Bu yayın, meslektaşımın tom-yam'ı “doğru” nasıl yeneceğine dair düşünceleri tarafından yönlendirildi. Geleneksel olarak bir kase pirinç onunla servis edilir... Ve birçoğu rahatsız olur - onunla ne yapmalı, hepsini "görgü kurallarına göre" nasıl kullanmalı.
Ancak cevap basit - hem kullanışlı hem de kullanışlı. Birisi pirinç "ısırması" yer - bir kaşık çorba, bir kaşık pirinç. Biri çorbaya pirinç ekliyor. Ve örneğin Tae'de çok fazla çorba... pilava gönderilir. Evet, evet ve bu şekilde yiyorlar.
Turistlerimizden birkaç kez, onları görmenin şok edici olduğunu duydum, diyorlar ki, yemek değil, lapa çıkıyor - gerçi... Ama başka birinin manastırına tüzüğünle gitmemelisin, değil mi?
Çorbada pilav veya pilavda çorba sadece bizim tercihlerimiz. Evet, tamamen estetik olarak, içi pirinç dolu temiz bir tas çorba görmek bizim için daha keyifli ama... Bu tamamen bizim tercihimiz mi?
Ve diğer halklar arasında, içme gelenekleri, bize domuz gibi görünseler bile, tamamen farklı olabilir.
Örneğin, Özbek misafir alma ritüeli - yaşlı, bai, misafirler masanın etrafında oturur. Bai'nin yağlı yağlı bir bornozu var - ne kadar yağlı olursa, bir kişinin “sosyal ağırlığı” o kadar yüksek olur. Hayır, bu ağırlığı veren cübbenin üzerindeki yağ değil - sadece bir sebepten dolayı yağın üzerinde olduğu ortaya çıkıyor.
Böylece parmaklarıyla bai, pilav, pilavdaki et, en şişman parçayı alır ve konuğun ağzına koyar. Reddedemezsiniz - bir hakaret, bir hakaret. Sonra yağlı parmaklarını yağlı bornoza siler ve tekrar - yeni misafir için yeni bir parça.
Bizim için bu gelenekler içinde normal olarak büyüyenler için garip ve korkutucu. hijyen hakkında... Bu yüzden yemekten önce ellerinizi yıkayın. evet cübbeyi silerler ama kimse yıkanmamış ellerle yemek yemez.
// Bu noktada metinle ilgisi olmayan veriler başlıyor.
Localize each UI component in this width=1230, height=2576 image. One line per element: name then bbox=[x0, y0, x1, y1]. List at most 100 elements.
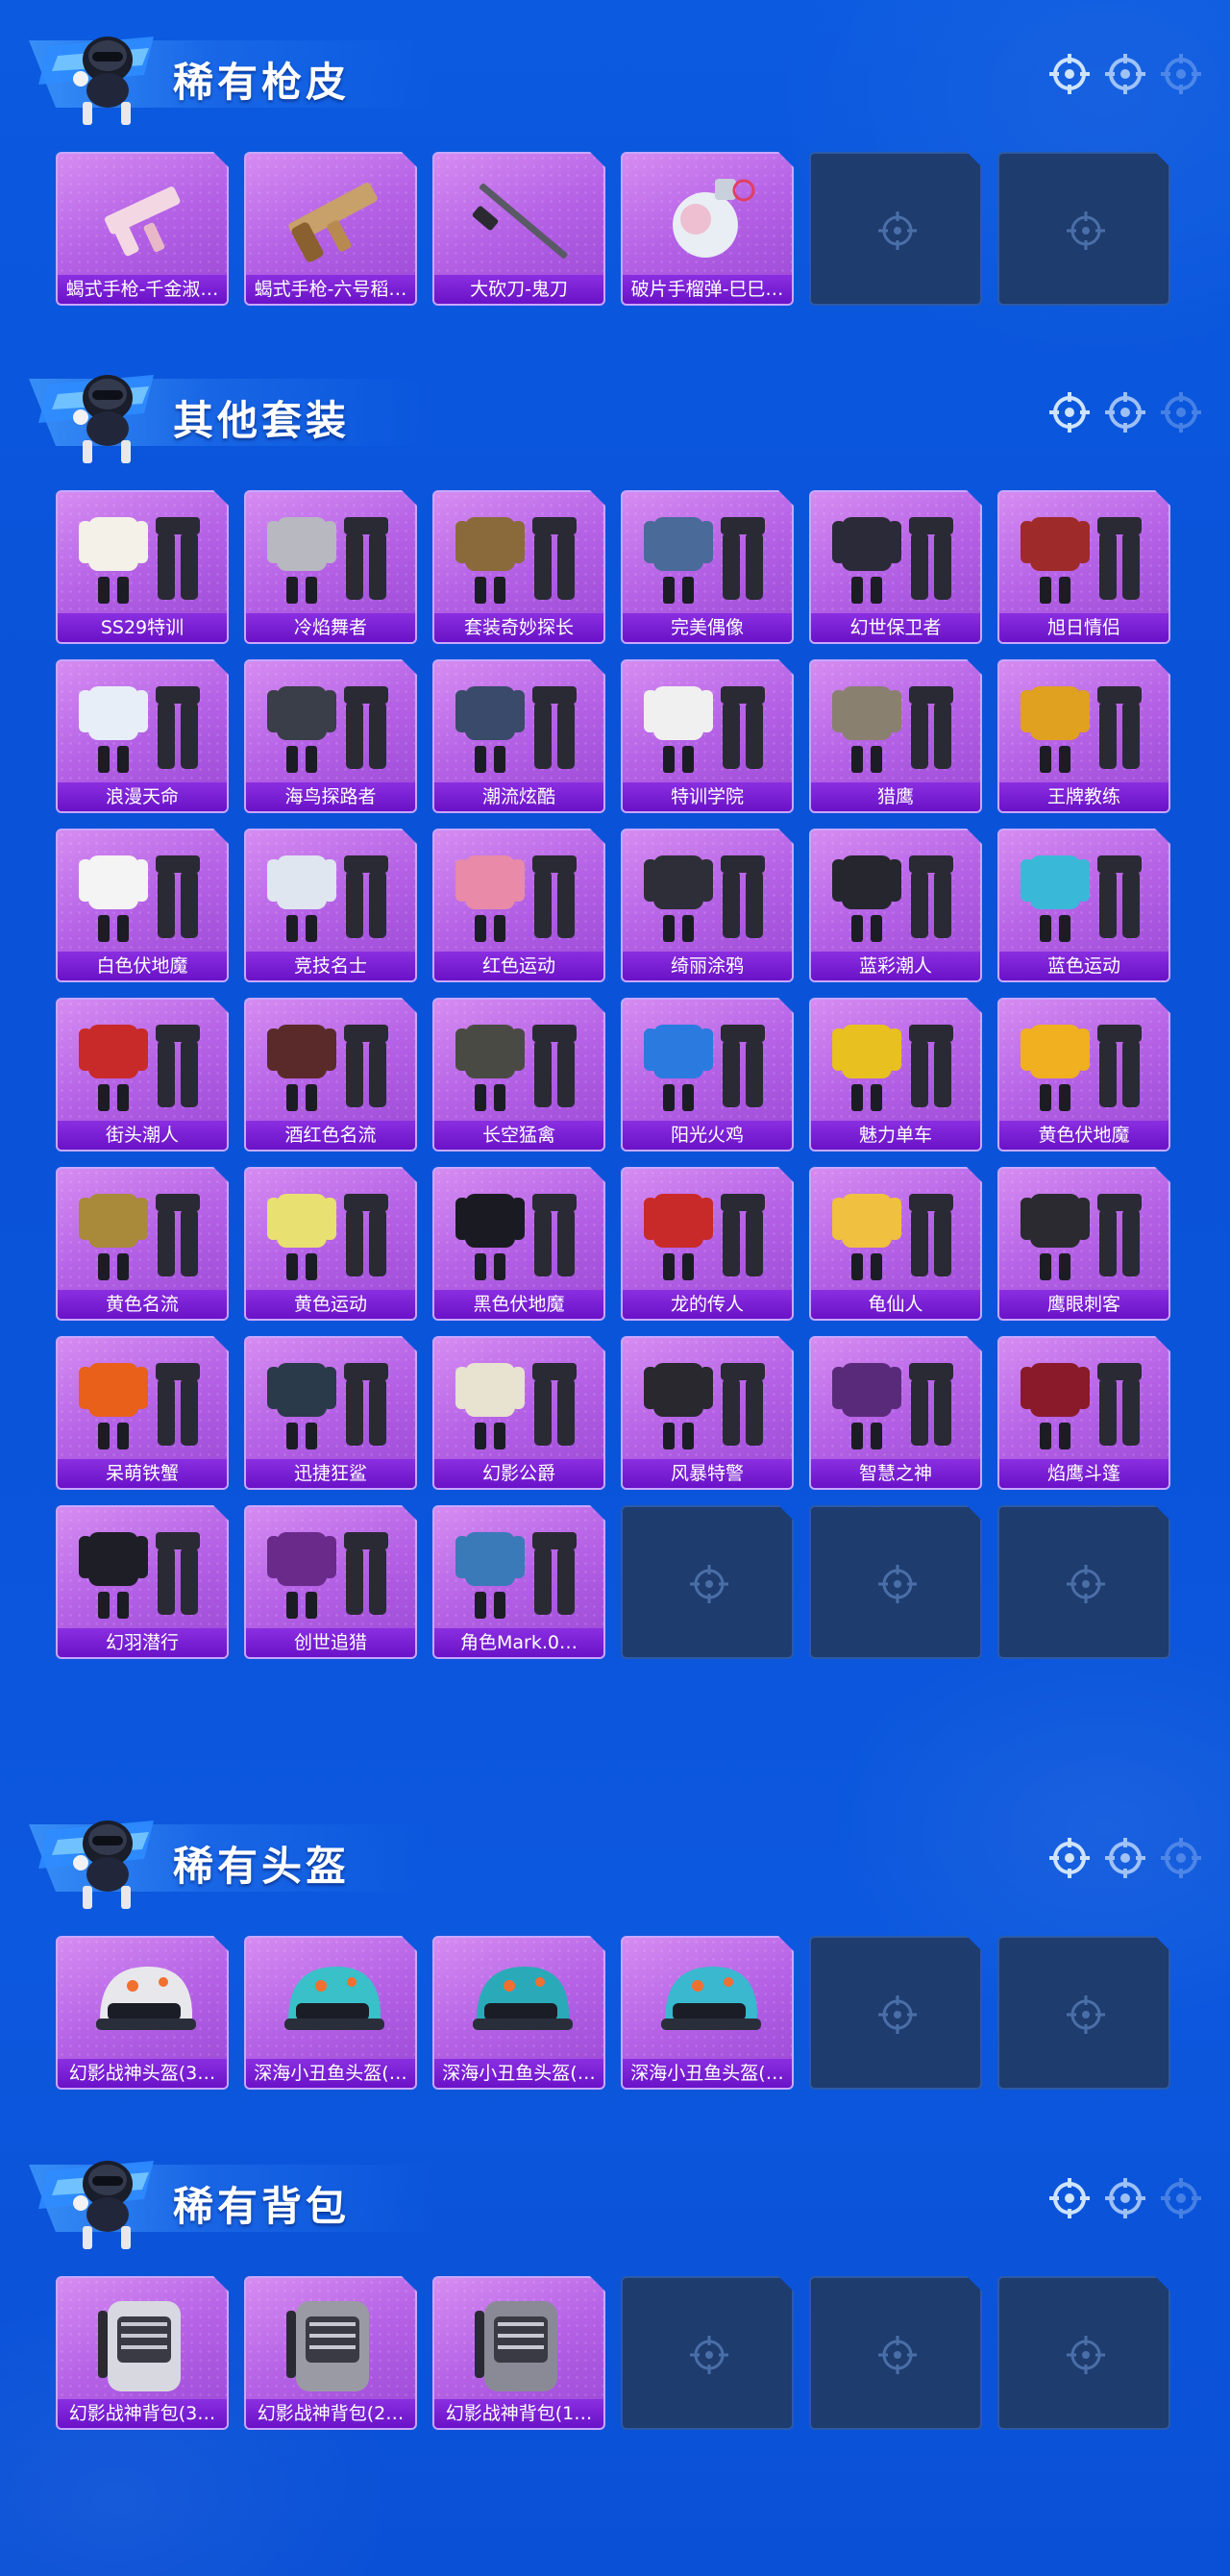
header-decoration bbox=[1049, 54, 1201, 94]
item-card[interactable]: 蝎式手枪-六号稻… bbox=[244, 152, 417, 306]
item-grid: SS29特训 冷焰舞者 套装奇妙探长 完美偶像 幻世保卫者 旭日情侣 浪漫天命 … bbox=[56, 490, 1170, 1659]
item-label: 蓝色运动 bbox=[999, 952, 1168, 980]
item-card[interactable]: 长空猛禽 bbox=[432, 998, 605, 1152]
item-label: 焰鹰斗篷 bbox=[999, 1459, 1168, 1488]
item-card[interactable]: 幻影战神背包(2… bbox=[244, 2276, 417, 2430]
item-card[interactable]: 白色伏地魔 bbox=[56, 829, 229, 982]
empty-slot bbox=[997, 1505, 1170, 1659]
item-card[interactable]: 深海小丑鱼头盔(… bbox=[432, 1936, 605, 2090]
item-card[interactable]: 旭日情侣 bbox=[997, 490, 1170, 644]
item-card[interactable]: 创世追猎 bbox=[244, 1505, 417, 1659]
crosshair-icon bbox=[876, 1994, 919, 2036]
item-card[interactable]: 浪漫天命 bbox=[56, 659, 229, 813]
item-label: 破片手榴弹-巳巳… bbox=[623, 275, 792, 304]
outfit-icon bbox=[263, 842, 402, 950]
outfit-icon bbox=[828, 1180, 967, 1288]
item-card[interactable]: SS29特训 bbox=[56, 490, 229, 644]
item-label: 深海小丑鱼头盔(… bbox=[246, 2059, 415, 2088]
outfit-icon bbox=[75, 1011, 213, 1119]
crosshair-icon bbox=[1065, 2334, 1107, 2376]
item-label: 魅力单车 bbox=[811, 1121, 980, 1150]
item-card[interactable]: 深海小丑鱼头盔(… bbox=[621, 1936, 794, 2090]
item-card[interactable]: 王牌教练 bbox=[997, 659, 1170, 813]
outfit-icon bbox=[640, 1180, 778, 1288]
item-card[interactable]: 焰鹰斗篷 bbox=[997, 1336, 1170, 1490]
item-card[interactable]: 黄色运动 bbox=[244, 1167, 417, 1321]
section-0: 稀有枪皮 蝎式手枪-千金淑… 蝎式手枪-六号稻… 大砍刀-鬼刀 破片手榴弹-巳巳… bbox=[0, 0, 1230, 106]
item-card[interactable]: 大砍刀-鬼刀 bbox=[432, 152, 605, 306]
outfit-icon bbox=[640, 673, 778, 780]
item-card[interactable]: 竞技名士 bbox=[244, 829, 417, 982]
section-2: 稀有头盔 幻影战神头盔(3… 深海小丑鱼头盔(… 深海小丑鱼头盔(… 深海小丑鱼… bbox=[0, 1784, 1230, 1890]
item-card[interactable]: 幻影战神头盔(3… bbox=[56, 1936, 229, 2090]
crosshair-icon bbox=[1105, 1838, 1145, 1878]
crosshair-icon bbox=[1105, 392, 1145, 433]
crosshair-icon bbox=[1161, 392, 1201, 433]
item-label: 套装奇妙探长 bbox=[434, 613, 603, 642]
item-card[interactable]: 智慧之神 bbox=[809, 1336, 982, 1490]
item-card[interactable]: 龙的传人 bbox=[621, 1167, 794, 1321]
item-card[interactable]: 角色Mark.0… bbox=[432, 1505, 605, 1659]
item-card[interactable]: 套装奇妙探长 bbox=[432, 490, 605, 644]
item-card[interactable]: 风暴特警 bbox=[621, 1336, 794, 1490]
backpack-icon bbox=[75, 2290, 213, 2397]
item-card[interactable]: 阳光火鸡 bbox=[621, 998, 794, 1152]
section-title: 稀有背包 bbox=[173, 2183, 351, 2230]
outfit-icon bbox=[452, 504, 590, 611]
item-label: 白色伏地魔 bbox=[58, 952, 227, 980]
item-card[interactable]: 蓝彩潮人 bbox=[809, 829, 982, 982]
item-card[interactable]: 黑色伏地魔 bbox=[432, 1167, 605, 1321]
outfit-icon bbox=[828, 1011, 967, 1119]
item-card[interactable]: 黄色伏地魔 bbox=[997, 998, 1170, 1152]
item-label: 阳光火鸡 bbox=[623, 1121, 792, 1150]
item-label: 幻影战神背包(2… bbox=[246, 2399, 415, 2428]
item-card[interactable]: 幻影战神背包(3… bbox=[56, 2276, 229, 2430]
item-label: 幻世保卫者 bbox=[811, 613, 980, 642]
item-card[interactable]: 龟仙人 bbox=[809, 1167, 982, 1321]
outfit-icon bbox=[263, 1350, 402, 1457]
outfit-icon bbox=[640, 1011, 778, 1119]
item-card[interactable]: 幻影战神背包(1… bbox=[432, 2276, 605, 2430]
outfit-icon bbox=[75, 1519, 213, 1626]
empty-slot bbox=[809, 152, 982, 306]
outfit-icon bbox=[75, 504, 213, 611]
item-label: 龟仙人 bbox=[811, 1290, 980, 1319]
item-label: 黑色伏地魔 bbox=[434, 1290, 603, 1319]
item-card[interactable]: 破片手榴弹-巳巳… bbox=[621, 152, 794, 306]
item-label: 竞技名士 bbox=[246, 952, 415, 980]
item-card[interactable]: 深海小丑鱼头盔(… bbox=[244, 1936, 417, 2090]
item-card[interactable]: 猎鹰 bbox=[809, 659, 982, 813]
rifle-icon bbox=[263, 165, 402, 273]
helmet-icon bbox=[263, 1949, 402, 2057]
outfit-icon bbox=[75, 1350, 213, 1457]
item-card[interactable]: 冷焰舞者 bbox=[244, 490, 417, 644]
item-card[interactable]: 呆萌铁蟹 bbox=[56, 1336, 229, 1490]
item-card[interactable]: 幻羽潜行 bbox=[56, 1505, 229, 1659]
item-card[interactable]: 红色运动 bbox=[432, 829, 605, 982]
item-label: 幻影战神背包(3… bbox=[58, 2399, 227, 2428]
crosshair-icon bbox=[1049, 54, 1090, 94]
item-card[interactable]: 迅捷狂鲨 bbox=[244, 1336, 417, 1490]
item-card[interactable]: 街头潮人 bbox=[56, 998, 229, 1152]
item-card[interactable]: 魅力单车 bbox=[809, 998, 982, 1152]
item-card[interactable]: 特训学院 bbox=[621, 659, 794, 813]
item-card[interactable]: 蓝色运动 bbox=[997, 829, 1170, 982]
item-card[interactable]: 幻影公爵 bbox=[432, 1336, 605, 1490]
crosshair-icon bbox=[1049, 2178, 1090, 2218]
item-card[interactable]: 完美偶像 bbox=[621, 490, 794, 644]
item-card[interactable]: 海鸟探路者 bbox=[244, 659, 417, 813]
item-card[interactable]: 蝎式手枪-千金淑… bbox=[56, 152, 229, 306]
item-card[interactable]: 酒红色名流 bbox=[244, 998, 417, 1152]
item-card[interactable]: 鹰眼刺客 bbox=[997, 1167, 1170, 1321]
outfit-icon bbox=[828, 1350, 967, 1457]
item-card[interactable]: 黄色名流 bbox=[56, 1167, 229, 1321]
outfit-icon bbox=[452, 842, 590, 950]
item-card[interactable]: 绮丽涂鸦 bbox=[621, 829, 794, 982]
outfit-icon bbox=[263, 673, 402, 780]
item-card[interactable]: 幻世保卫者 bbox=[809, 490, 982, 644]
header-decoration bbox=[1049, 392, 1201, 433]
soldier-mascot-icon bbox=[38, 1792, 163, 1917]
item-card[interactable]: 潮流炫酷 bbox=[432, 659, 605, 813]
helmet-icon bbox=[452, 1949, 590, 2057]
item-label: 长空猛禽 bbox=[434, 1121, 603, 1150]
Bu arada, ellerinizle yemek yemenizde bir sakınca görmüyorum. Birçok ülkede bu yapılır - bu onların hakkı ve gelenekleridir. Ve bir yerde ekmekle (kek) yerler. Bu arada, öğrenirseniz oldukça uygundur ve hatta hijyeniktir (yemekten önce ellerini yıkarlar).
AB, bu arada, benim de kurbanı olduğum bir gelenek (veya gelenek) daha var. Özbekistan'dan gelen göçmenleri ziyaret ediyordum.
Bana her zaman çay döktüler! Ben içiyorum yine döküyorlar. Ama tam bir bardak değil, yarısından biraz fazlası. Yine içiyorum, yine döküyorlar. Artık içemiyorum, kokusunu alabiliyorum - birazdan guruldayacağım. Sadece su değil, çay da olacağım.
Ama döküldü içerseniz, daha fazlasını istediğiniz ortaya çıkıyor. İçmek istemiyorsan bırak. Ve misafir çay içtiyse - doldurmak gerekir. Ayrıca, eksik bir bardak zorunludur - dolu bir bardak, misafirin hoş karşılanmadığı ve onu görmenin tatsız olduğu anlamına gelir. Tamamlanmamış bir fincan, yemeğinize devam etmeniz için bir davettir.
Bu arada, ataları uzun süredir Özbekistan'da yaşayan bir meslektaşım, misafirlerden memnun olmamak ve çok açgözlü olmakla suçlandı. Geleneklerimiz sadece dibe içmeyi değil, aynı zamanda ağzına kadar dökmeyi de söylerken, alışkanlıkla asla çayı "ağzına kadar" doldurmaması nedeniyle.
“Çocukluğumdan beri buna alıştım - bardak maksimum üçte iki oranında dolduruldu” diye şikayet etti ve “yetersiz doldurma” geleneği hakkında hiçbir fikri yoktu. - Ve bana gücendiler ve buna "swinish" dediler ...
Ben ne için varım? Sadece çünkü. Hemen hemen farklı ulusların farklı gelenekleri hakkında. Bu arada, ilginç içme ritüellerine rastladın mı?